As I said, I haven’t tried to implement this example as I have with the other examples, so I can’t promise that it’s doable (with the current tokenizer, or with a reasonable change to it). But if it is doable, it’s neither insane nor useless. (And evenif it’s not doable, that’s just two examples that affixes can’t solve—Windows paths and general “super-raw strings”. They still solve all of the other examples.)
So what is the definition of "a single literal token" when you're creating a path-string? You want this to be valid:
x = path"C:\"
For this to work, the path prefix has to redefine the way the parser finds the end of the token, does it not?
I’m not sure (maybe about 60% at best), but I think last time I checked this, the tokenizer actually hits the error without munching the rest of the file. If I’m wrong, then you would need to add a “really raw string literal” builtin that any affixes that want really raw string literals could use, but that’s all you’d have to do. And I really don’t think it’s worth getting this in-depth into just one of the possible uses that I just tossed off as an aside, especially without actually sitting down and testing anything.
Look at the plethora of suffixes C has for number and character literals. Look at how many things people still can’t do with them that they want to.
I don't know how many there are. The only ones I can think of are "f" for single-precision float, and the long and unsigned suffixes on integers.
Of the top of my head, there are also long long integers, and long doubles, and wide and three Unicode suffixes for char. Those probably aren’t all of them. And your compiler probably has extensions for “legacy” suffixes and nonstandard types like int128 or decimal64 and so on.
Python doesn't have these because very few programs need to care about whether a float is single-precision or double-precision, or how large an int is.
Right, but the issue isn’t which ones, but how many. C doesn’t have decimals or fractions, and other things like datetime objects have been suggested in this thread, and even more in the two earlier threads. If there are too many useful kinds of constants, there are too many to make them all builtins.

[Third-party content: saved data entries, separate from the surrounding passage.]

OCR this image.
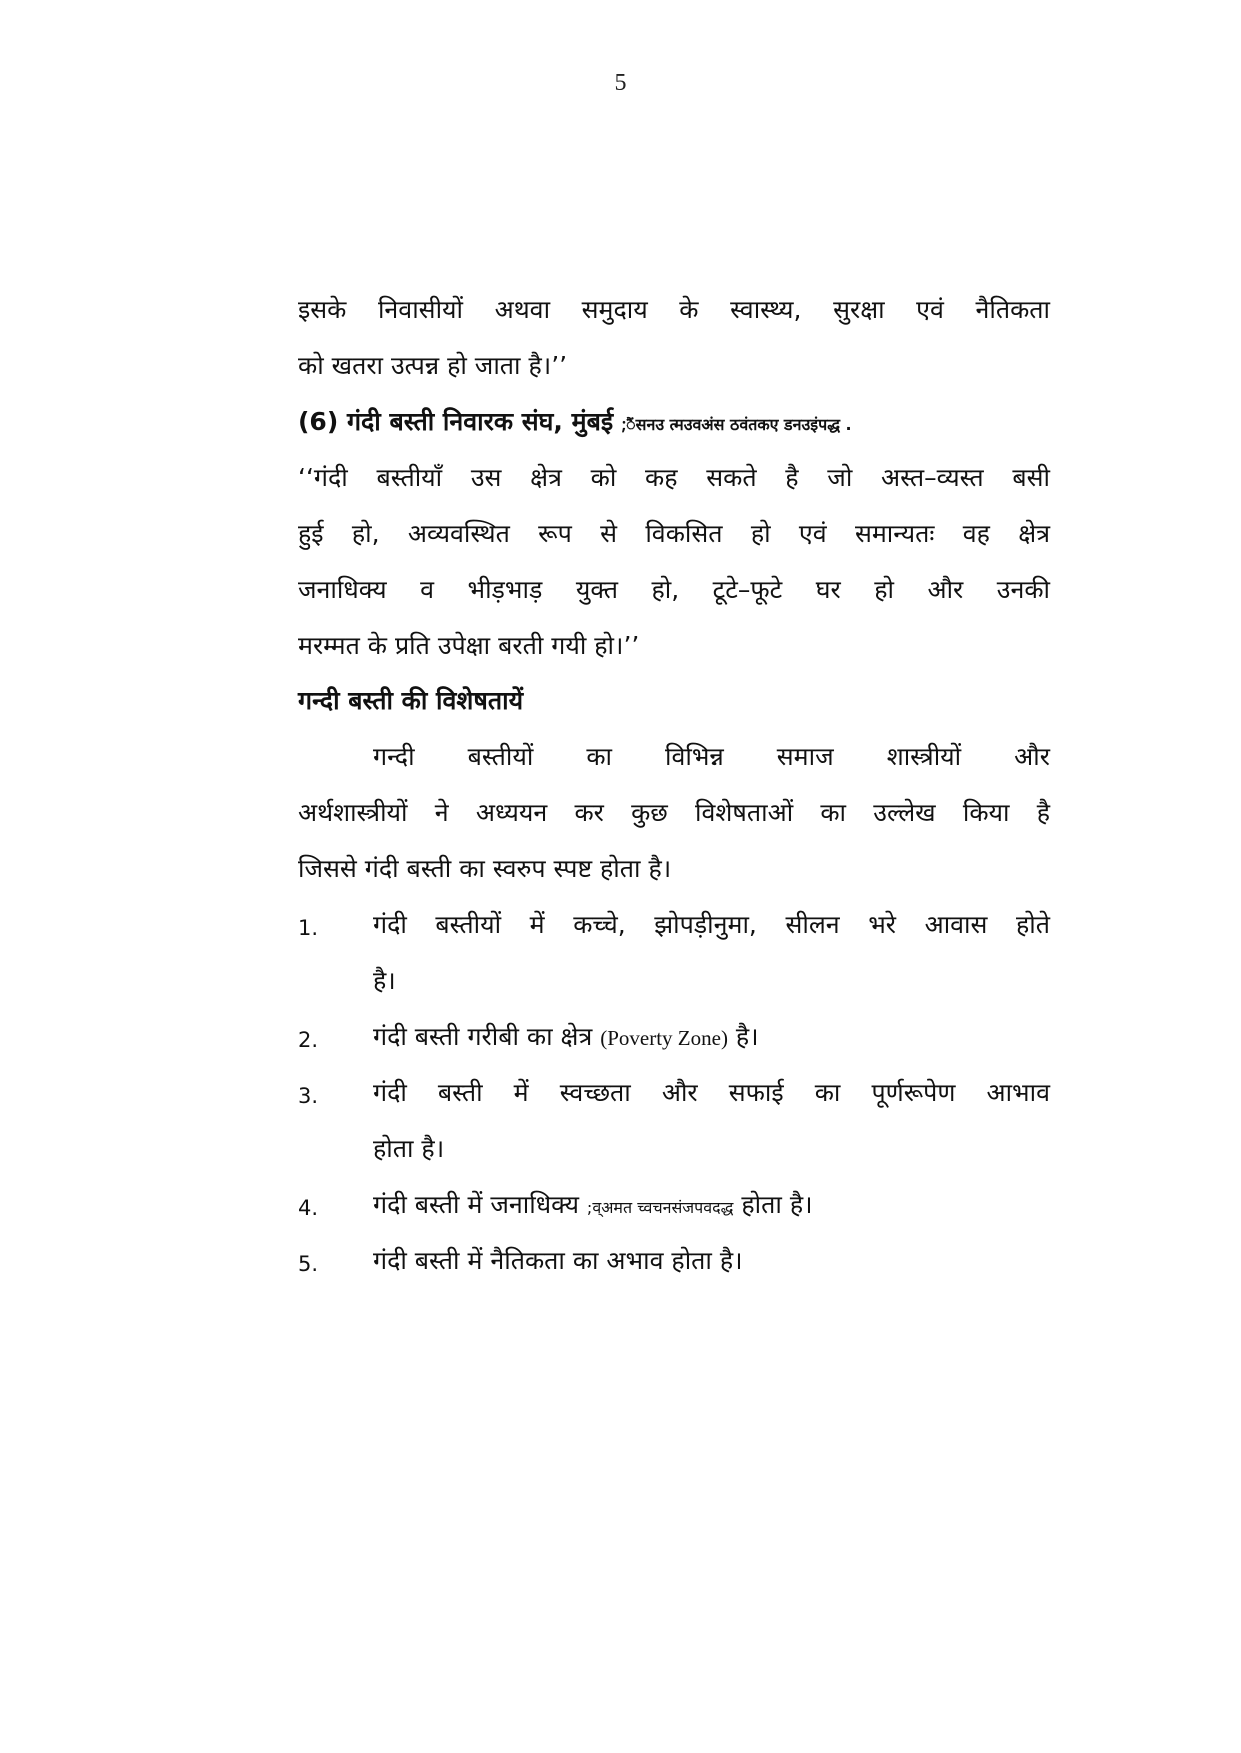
5
इसके निवासीयों अथवा समुदाय के स्वास्थ्य, सुरक्षा एवं नैतिकता
को खतरा उत्पन्न हो जाता है।’’
(6) गंदी बस्ती निवारक संघ, मुंबई ;ैंसनउ त्मउवअंस ठवंतकए डनउइंपद्ध .
‘‘गंदी बस्तीयाँ उस क्षेत्र को कह सकते है जो अस्त–व्यस्त बसी
हुई हो, अव्यवस्थित रूप से विकसित हो एवं समान्यतः वह क्षेत्र
जनाधिक्य व भीड़भाड़ युक्त हो, टूटे–फूटे घर हो और उनकी
मरम्मत के प्रति उपेक्षा बरती गयी हो।’’
गन्दी बस्ती की विशेषतायें
गन्दी बस्तीयों का विभिन्न समाज शास्त्रीयों और
अर्थशास्त्रीयों ने अध्ययन कर कुछ विशेषताओं का उल्लेख किया है
जिससे गंदी बस्ती का स्वरुप स्पष्ट होता है।
1. गंदी बस्तीयों में कच्चे, झोपड़ीनुमा, सीलन भरे आवास होते
है।
2. गंदी बस्ती गरीबी का क्षेत्र (Poverty Zone) है।
3. गंदी बस्ती में स्वच्छता और सफाई का पूर्णरूपेण आभाव
होता है।
4. गंदी बस्ती में जनाधिक्य ;व्अमत च्वचनसंजपवदद्ध होता है।
5. गंदी बस्ती में नैतिकता का अभाव होता है।
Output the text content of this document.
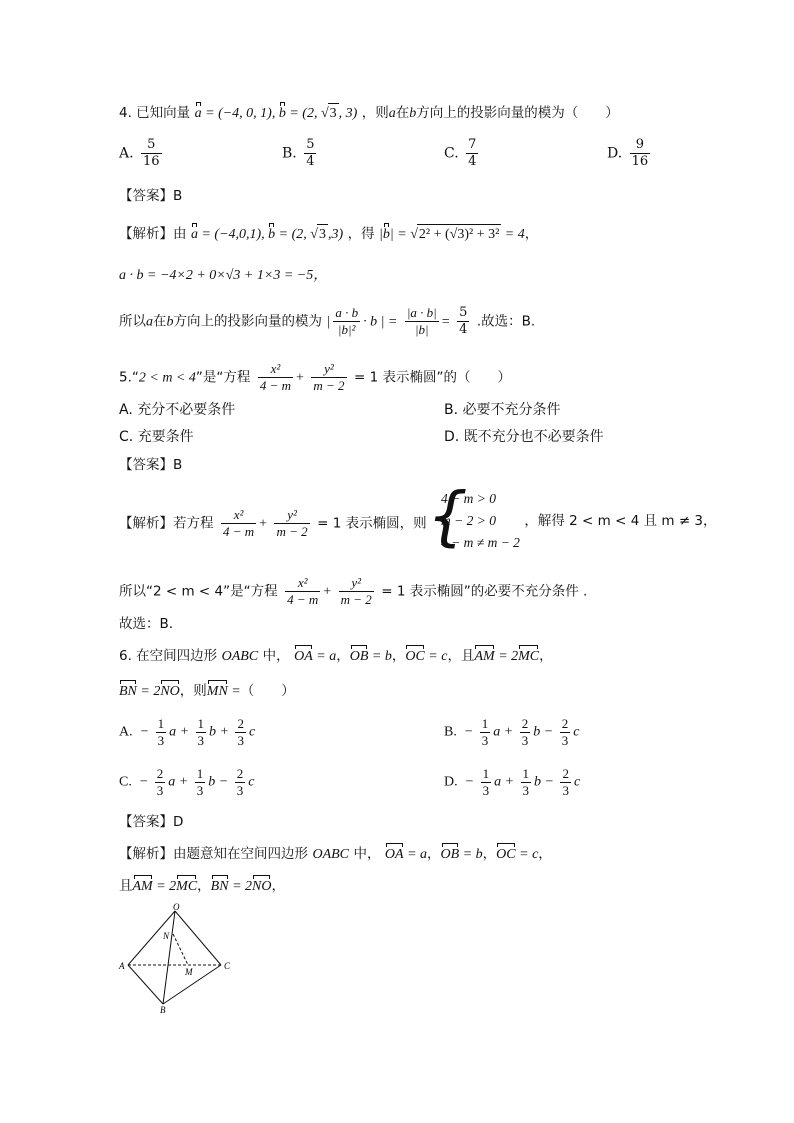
4. 已知向量 a = (−4, 0, 1), b = (2, √3 , 3) ，则a在b方向上的投影向量的模为（　　）
A. $\frac{5}{16}$	B. $\frac{5}{4}$	C. $\frac{7}{4}$	D. $\frac{9}{16}$
【答案】B
【解析】由 a = (−4,0,1), b = (2, √3 ,3) ，得 |b| = √2² + (√3)² + 3² = 4，
a · b = −4×2 + 0×√3 + 1×3 = −5，
所以a在b方向上的投影向量的模为 | $\frac{a \cdot b}{\text{|b|²}} \cdot b$ | = $\frac{|a \cdot b|}{|b|} = \frac{5}{4}$ .故选：B.
5.“2 < m < 4”是“方程 $\frac{\text{x²}}{4 - m} + \frac{\text{y²}}{m - 2} = 1$ 表示椭圆”的（　　）
A. 充分不必要条件	B. 必要不充分条件
C. 充要条件	D. 既不充分也不必要条件
【答案】B
【解析】若方程 $\frac{\text{x²}}{4 - m} + \frac{\text{y²}}{m - 2} = 1$ 表示椭圆，则
{ 4 − m > 0
m − 2 > 0
4 − m ≠ m − 2
，解得 2 < m < 4 且 m ≠ 3，
所以“2 < m < 4”是“方程 $\frac{\text{x²}}{4 - m} + \frac{\text{y²}}{m - 2} = 1$ 表示椭圆”的必要不充分条件 .
故选：B.
6. 在空间四边形 OABC 中， OA = a，OB = b，OC = c，且AM = 2MC，
BN = 2NO，则MN =（　　）
A.  − $\frac{1}{3}$ $a + \frac{1}{3}$ $b + \frac{2}{3}$ c	B.  − $\frac{1}{3}$ $a + \frac{2}{3}$ $b - \frac{2}{3}$ c
C.  − $\frac{2}{3}$ $a + \frac{1}{3}$ $b - \frac{2}{3}$ c	D.  − $\frac{1}{3}$ $a + \frac{1}{3}$ $b - \frac{2}{3}$ c
【答案】D
【解析】由题意知在空间四边形 OABC 中， OA = a，OB = b，OC = c，
且AM = 2MC，BN = 2NO，
O
N
A
M
C
B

Do you think Python users are incapable of the kind of restraint and taste shown by C++ users, and therefore we can’t trust Python users with a tool that might possibly (but we aren’t sure) if abused badly enough make code harder to visually parse?
People can be trusted with powerful features that can introduce complexity. There's just not a lot of point introducing a low-value feature that adds a lot of complexity.
But it really doesn’t add a lot of complexity. If you’re not convinced that really-raw string processing is doable, drop that. Since the OP hasn’t given a detailed version of his grammar, just take mine: a literal token immediately followed by one or more identifier characters (that couldn’t have been munched by the literal) is a user-suffix literal. This is compiled into code that looks up the suffix in a central registry and calls it with the token’s text. That’s all there is to it. Compare that adding Decimal (and Fraction, as you said last time) literals when the types aren’t even builtin. That’s more complexity, for less benefit. So why is it better?